Overall, the Olympica Nova IIIs created a profoundly intense emotional connection with every type of music I challenged them to play. If Sonus Faber’s founder Franco Serblin were still alive today, he’d be proud—heck… probably even arrogant—to see his company producing such awesome products at, by audiophile standards, reasonable prices.
Any pair of loudspeakers that can reduce me to tears and then get me to swing my hips around the room must be recognized as exceptional. With the Nova IIIs, you’ll sink right into your favourite songs and… ohhh Hosanna… fall helplessly and hopelessly in love with your most cherished recordings.
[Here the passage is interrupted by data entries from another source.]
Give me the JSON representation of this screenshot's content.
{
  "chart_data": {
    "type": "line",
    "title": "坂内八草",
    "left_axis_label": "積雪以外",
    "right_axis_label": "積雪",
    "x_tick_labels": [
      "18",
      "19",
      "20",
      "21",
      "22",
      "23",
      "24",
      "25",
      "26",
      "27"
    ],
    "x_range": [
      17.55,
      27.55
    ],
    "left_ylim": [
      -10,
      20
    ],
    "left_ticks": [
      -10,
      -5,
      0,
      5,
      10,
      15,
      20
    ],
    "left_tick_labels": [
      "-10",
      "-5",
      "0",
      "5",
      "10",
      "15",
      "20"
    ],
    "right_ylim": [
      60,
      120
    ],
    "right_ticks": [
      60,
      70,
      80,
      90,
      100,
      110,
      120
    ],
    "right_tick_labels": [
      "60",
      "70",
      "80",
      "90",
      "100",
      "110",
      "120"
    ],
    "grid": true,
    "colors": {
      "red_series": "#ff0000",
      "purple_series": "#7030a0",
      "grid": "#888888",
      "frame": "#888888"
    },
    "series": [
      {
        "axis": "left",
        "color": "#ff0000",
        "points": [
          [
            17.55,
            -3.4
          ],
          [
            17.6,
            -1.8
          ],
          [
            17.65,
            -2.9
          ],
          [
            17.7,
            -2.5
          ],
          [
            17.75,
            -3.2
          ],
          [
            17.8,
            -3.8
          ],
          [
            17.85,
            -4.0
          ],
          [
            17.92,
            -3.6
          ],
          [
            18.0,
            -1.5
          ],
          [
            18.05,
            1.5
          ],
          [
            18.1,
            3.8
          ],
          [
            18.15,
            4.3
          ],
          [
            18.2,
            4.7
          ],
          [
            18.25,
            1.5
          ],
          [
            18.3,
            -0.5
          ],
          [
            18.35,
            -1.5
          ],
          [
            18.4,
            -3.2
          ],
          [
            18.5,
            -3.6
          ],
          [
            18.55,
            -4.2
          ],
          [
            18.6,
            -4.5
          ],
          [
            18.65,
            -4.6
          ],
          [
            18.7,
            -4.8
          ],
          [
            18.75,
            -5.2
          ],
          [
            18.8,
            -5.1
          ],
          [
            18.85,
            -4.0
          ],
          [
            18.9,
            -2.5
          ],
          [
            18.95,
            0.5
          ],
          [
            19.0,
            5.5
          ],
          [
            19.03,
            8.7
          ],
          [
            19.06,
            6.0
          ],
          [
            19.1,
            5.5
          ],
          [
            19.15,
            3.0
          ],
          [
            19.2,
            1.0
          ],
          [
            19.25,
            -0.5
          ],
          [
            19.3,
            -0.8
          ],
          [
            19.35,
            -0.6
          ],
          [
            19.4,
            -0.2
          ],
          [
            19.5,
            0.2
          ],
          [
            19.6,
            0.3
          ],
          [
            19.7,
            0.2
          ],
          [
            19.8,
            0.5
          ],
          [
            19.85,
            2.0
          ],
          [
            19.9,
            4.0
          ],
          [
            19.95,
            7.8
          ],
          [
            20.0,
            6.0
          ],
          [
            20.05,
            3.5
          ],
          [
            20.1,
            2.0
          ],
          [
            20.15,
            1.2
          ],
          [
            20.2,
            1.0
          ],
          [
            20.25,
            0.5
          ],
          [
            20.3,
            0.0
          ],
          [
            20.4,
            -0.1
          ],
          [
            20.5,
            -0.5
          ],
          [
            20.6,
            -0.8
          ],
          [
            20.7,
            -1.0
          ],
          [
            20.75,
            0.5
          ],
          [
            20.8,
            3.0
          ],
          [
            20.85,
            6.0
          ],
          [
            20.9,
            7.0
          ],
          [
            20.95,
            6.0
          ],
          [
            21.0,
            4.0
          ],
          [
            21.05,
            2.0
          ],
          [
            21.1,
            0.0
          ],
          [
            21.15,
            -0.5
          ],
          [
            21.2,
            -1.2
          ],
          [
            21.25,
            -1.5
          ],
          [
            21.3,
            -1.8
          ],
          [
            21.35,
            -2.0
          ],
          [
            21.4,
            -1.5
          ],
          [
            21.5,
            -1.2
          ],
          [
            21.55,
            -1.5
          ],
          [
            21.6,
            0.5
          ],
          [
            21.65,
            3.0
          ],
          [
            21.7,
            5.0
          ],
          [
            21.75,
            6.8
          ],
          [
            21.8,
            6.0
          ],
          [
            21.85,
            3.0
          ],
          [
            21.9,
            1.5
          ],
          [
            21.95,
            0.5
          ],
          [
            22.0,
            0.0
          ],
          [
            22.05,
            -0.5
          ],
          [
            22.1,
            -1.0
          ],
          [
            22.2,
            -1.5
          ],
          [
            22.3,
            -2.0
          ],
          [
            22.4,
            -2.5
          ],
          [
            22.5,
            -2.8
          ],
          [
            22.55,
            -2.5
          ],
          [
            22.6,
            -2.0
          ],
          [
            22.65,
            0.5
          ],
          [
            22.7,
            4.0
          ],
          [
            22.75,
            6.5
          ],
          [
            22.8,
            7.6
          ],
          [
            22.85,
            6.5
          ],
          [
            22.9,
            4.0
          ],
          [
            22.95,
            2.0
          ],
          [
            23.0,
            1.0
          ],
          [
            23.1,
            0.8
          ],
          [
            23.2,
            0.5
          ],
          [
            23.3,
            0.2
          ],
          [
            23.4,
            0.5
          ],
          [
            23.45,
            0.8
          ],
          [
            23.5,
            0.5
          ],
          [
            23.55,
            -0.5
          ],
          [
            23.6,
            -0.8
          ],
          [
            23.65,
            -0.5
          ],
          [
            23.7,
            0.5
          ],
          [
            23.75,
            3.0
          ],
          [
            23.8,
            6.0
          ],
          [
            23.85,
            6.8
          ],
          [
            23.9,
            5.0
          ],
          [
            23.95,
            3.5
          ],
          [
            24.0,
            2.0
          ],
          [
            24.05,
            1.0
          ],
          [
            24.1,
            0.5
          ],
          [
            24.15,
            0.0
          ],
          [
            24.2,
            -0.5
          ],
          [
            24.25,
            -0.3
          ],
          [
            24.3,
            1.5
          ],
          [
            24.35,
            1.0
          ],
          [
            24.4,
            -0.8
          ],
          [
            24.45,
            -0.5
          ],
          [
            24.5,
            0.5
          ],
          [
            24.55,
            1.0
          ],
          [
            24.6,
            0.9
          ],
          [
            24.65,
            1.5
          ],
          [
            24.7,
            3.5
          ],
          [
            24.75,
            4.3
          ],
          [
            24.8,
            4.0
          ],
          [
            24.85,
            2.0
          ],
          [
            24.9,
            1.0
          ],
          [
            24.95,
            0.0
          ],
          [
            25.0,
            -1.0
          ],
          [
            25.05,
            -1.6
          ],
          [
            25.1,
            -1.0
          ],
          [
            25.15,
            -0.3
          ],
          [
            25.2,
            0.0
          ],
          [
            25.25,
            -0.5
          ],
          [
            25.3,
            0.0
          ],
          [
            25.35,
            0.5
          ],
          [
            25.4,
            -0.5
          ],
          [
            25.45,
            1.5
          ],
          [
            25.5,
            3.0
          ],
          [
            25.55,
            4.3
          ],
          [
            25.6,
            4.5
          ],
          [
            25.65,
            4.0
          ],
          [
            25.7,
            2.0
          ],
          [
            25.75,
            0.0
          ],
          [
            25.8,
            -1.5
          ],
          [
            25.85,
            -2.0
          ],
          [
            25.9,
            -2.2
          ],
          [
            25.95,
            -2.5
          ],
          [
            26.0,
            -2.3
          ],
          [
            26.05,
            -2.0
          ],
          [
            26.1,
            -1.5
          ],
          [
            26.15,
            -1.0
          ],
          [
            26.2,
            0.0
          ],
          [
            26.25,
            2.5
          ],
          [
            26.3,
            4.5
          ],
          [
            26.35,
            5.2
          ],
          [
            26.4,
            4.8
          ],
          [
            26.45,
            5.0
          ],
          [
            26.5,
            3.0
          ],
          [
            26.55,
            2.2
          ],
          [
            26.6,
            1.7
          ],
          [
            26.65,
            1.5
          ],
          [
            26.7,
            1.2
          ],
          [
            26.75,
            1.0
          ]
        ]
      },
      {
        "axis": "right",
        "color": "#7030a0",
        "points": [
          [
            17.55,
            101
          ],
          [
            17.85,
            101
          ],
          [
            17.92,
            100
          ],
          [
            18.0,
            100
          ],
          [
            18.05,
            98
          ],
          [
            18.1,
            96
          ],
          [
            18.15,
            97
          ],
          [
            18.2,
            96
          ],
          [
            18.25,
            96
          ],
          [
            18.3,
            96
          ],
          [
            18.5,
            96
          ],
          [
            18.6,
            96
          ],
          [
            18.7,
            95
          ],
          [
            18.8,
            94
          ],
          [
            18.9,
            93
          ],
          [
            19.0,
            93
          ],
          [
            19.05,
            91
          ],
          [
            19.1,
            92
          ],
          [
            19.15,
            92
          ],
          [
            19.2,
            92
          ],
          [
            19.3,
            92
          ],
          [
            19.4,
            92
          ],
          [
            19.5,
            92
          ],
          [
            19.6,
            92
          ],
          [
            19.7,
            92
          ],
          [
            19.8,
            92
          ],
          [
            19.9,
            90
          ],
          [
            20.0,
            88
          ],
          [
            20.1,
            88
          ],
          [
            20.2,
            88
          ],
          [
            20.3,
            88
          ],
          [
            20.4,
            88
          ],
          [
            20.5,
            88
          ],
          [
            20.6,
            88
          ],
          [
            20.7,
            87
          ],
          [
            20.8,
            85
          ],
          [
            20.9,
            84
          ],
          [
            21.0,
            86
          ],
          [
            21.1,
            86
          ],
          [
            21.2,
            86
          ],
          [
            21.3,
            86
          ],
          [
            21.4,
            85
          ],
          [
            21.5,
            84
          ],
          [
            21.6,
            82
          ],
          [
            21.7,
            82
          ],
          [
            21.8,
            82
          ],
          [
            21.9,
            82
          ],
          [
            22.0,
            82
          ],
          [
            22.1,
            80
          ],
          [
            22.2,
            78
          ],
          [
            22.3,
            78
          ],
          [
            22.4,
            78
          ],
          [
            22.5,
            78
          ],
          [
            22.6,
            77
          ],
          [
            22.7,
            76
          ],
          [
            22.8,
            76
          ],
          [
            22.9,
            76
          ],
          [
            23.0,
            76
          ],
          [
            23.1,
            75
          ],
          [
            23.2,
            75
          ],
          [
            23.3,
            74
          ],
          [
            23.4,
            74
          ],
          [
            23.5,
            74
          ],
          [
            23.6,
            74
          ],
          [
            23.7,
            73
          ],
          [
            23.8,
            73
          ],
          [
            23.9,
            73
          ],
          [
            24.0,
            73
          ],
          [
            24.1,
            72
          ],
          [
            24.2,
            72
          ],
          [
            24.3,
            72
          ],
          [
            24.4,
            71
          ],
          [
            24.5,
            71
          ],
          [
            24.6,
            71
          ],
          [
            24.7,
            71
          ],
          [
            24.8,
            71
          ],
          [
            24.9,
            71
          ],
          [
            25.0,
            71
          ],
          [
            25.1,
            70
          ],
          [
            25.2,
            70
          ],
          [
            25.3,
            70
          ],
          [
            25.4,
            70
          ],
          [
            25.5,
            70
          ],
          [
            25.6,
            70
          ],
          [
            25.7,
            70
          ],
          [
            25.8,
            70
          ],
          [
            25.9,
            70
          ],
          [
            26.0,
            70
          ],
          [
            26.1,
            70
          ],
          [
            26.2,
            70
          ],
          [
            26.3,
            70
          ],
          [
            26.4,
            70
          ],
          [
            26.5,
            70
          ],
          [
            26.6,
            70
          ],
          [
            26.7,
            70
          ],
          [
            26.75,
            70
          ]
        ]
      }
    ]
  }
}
Although a pair of Olympica Nova IIIs costs $13,500 USD, by audiophile standards, they are a bargain. I’ve heard many $25K+ USD level loudspeakers that do not have the top-to-bottom sonic coherency, PRaT, or resolution of the Nova IIIs. Everything else in the Nova III’s price range is a boat anchor.
Over the course of 20+ years, I’ve auditioned more than 30 pairs of $10K+ USD speakers in my main Sonic Frontiers rig. I can emphatically state that the Nova III is the best overall sound that I have yet achieved from this system. The Olympica Nova IIIs created so many joyous musical moments for me that I cannot return them. When the flood comes, I’m making room in the rescue canoe to save these beauties. Yep… the Olympica Nova IIIs are that good.